Did 500 million people join Facebook to find out that only 50 million should be heard?

I’m a narcissist. ;-)

How about you?



The Article that made me start looking into this: http://www.doseofdigital.com/2010/07/facebook-page-exist/

Navigate to the Techniques sessions, and click on ‘Focus on Feed’. Questions about EDGERANK begins after about 20 minutes:

Video from F8 conference: Go to “Techniques”, click “Focus on Feed”, EdgeRank discussion starts after about 21 minutes. http://apps.facebook.com/feightlive/

The Daily Beast Experiment: http://www.thedailybeast.com/blogs-and-stories/2010-10-18/the-facebook-news-feed-how-it-works-the-10-biggest-secrets/full/

Vitrue Whitepaper on interaction rates: http://vitrue.com/blog/2010/09/21/anatomy-of-a-facebook-post-vitrue%E2%80%99s-data-behind-effective-social-media-marketing/

Informed speculation on what could be measured in EdgeRank: http://www.quora.com/How-does-Facebook-calculate-weight-for-edges-in-the-EdgeRank-formula

Link to HP Labs study on “Influence and Passivity in Social Media” which of course opens the same can of worms for Twitter ;-): http://www.jeffbullas.com/2010/10/08/average-twitter-user-only-retweets-1-in-every-318-links/

And finally: You can now vote for the “Black Art of Optimizing Facebook Wall posts” for  SXSW 2011!: http://panelpicker.sxsw.com/ideas/view/7760

2 Responses to “Why Facebook’s EdgeRank can make you invisible. And how to fight back.”
  1. mario.gamper says:

    I don’t quite see it as pessimistic. I think it’s ok that the first mover advantage of bloggers is slowly fading away. To be fair, it’s the big guys and the big ad budgets that pay for the expansion of our new digital infrastructure. WIthout ad revenue, all these great YouTubes, Googles, and Facebooks would have to shut down.

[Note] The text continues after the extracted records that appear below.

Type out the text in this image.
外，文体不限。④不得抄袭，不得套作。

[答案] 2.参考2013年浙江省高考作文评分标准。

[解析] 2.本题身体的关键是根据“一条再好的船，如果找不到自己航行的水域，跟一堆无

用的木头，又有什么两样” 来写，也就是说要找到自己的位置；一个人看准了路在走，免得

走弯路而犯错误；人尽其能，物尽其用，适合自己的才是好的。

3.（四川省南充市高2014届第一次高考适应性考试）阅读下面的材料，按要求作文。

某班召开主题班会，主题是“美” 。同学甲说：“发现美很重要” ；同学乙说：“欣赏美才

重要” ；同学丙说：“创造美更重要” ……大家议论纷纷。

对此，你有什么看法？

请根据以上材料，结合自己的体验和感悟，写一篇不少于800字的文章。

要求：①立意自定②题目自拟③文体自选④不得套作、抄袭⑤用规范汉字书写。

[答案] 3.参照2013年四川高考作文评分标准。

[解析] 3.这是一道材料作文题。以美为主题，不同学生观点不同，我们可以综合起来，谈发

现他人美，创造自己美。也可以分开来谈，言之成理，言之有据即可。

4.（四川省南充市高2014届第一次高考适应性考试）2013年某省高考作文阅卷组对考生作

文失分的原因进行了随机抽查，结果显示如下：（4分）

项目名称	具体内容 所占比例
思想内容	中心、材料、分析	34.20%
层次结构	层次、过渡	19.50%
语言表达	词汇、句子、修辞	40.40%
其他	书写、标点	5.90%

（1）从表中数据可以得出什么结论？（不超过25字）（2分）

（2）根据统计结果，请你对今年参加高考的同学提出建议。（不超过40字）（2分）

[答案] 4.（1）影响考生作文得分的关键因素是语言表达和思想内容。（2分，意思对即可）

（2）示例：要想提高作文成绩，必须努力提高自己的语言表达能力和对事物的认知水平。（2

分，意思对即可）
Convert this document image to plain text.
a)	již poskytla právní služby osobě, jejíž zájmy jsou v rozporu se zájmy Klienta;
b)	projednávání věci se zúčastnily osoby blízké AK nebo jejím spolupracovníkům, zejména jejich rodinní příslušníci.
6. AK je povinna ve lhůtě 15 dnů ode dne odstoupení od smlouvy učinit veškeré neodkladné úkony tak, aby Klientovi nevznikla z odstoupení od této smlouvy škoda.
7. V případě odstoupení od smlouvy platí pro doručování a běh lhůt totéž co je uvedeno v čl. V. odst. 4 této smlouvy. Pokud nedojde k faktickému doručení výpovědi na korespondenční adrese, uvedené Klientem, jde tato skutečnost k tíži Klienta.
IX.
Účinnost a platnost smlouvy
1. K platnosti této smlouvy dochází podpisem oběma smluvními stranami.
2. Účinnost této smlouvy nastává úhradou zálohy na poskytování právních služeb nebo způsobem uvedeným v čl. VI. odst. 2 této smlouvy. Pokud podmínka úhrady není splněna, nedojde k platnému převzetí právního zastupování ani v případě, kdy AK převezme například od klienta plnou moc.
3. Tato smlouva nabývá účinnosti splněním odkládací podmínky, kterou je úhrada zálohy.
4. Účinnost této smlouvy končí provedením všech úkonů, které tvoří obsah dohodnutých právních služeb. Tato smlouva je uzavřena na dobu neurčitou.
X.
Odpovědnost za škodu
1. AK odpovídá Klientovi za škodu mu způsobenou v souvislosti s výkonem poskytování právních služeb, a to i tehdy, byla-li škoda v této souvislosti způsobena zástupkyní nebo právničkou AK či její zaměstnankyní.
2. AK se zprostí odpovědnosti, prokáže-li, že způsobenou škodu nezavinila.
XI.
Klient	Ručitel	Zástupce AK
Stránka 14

    I think what remains is still an amazing expansion of communication, connection, and exchange. And compared to TV, your opportunities to create ads on Facebook and reach a target group are massive. It’s just not gonna happen by itself. :-)

  2. Melissa says:

    Eventually it all comes down to the same old thing: he who pays gets play. If you can afford to hire marketing agents to just work face book, or radio, tv, etc you become relevant. Just like your Amex / JohnLegend post. Ultimately your credit card will decide your value… And never any risk. This article make me think FB is ready to be irrelvant itself. Yep, the narcissism is strong in this one!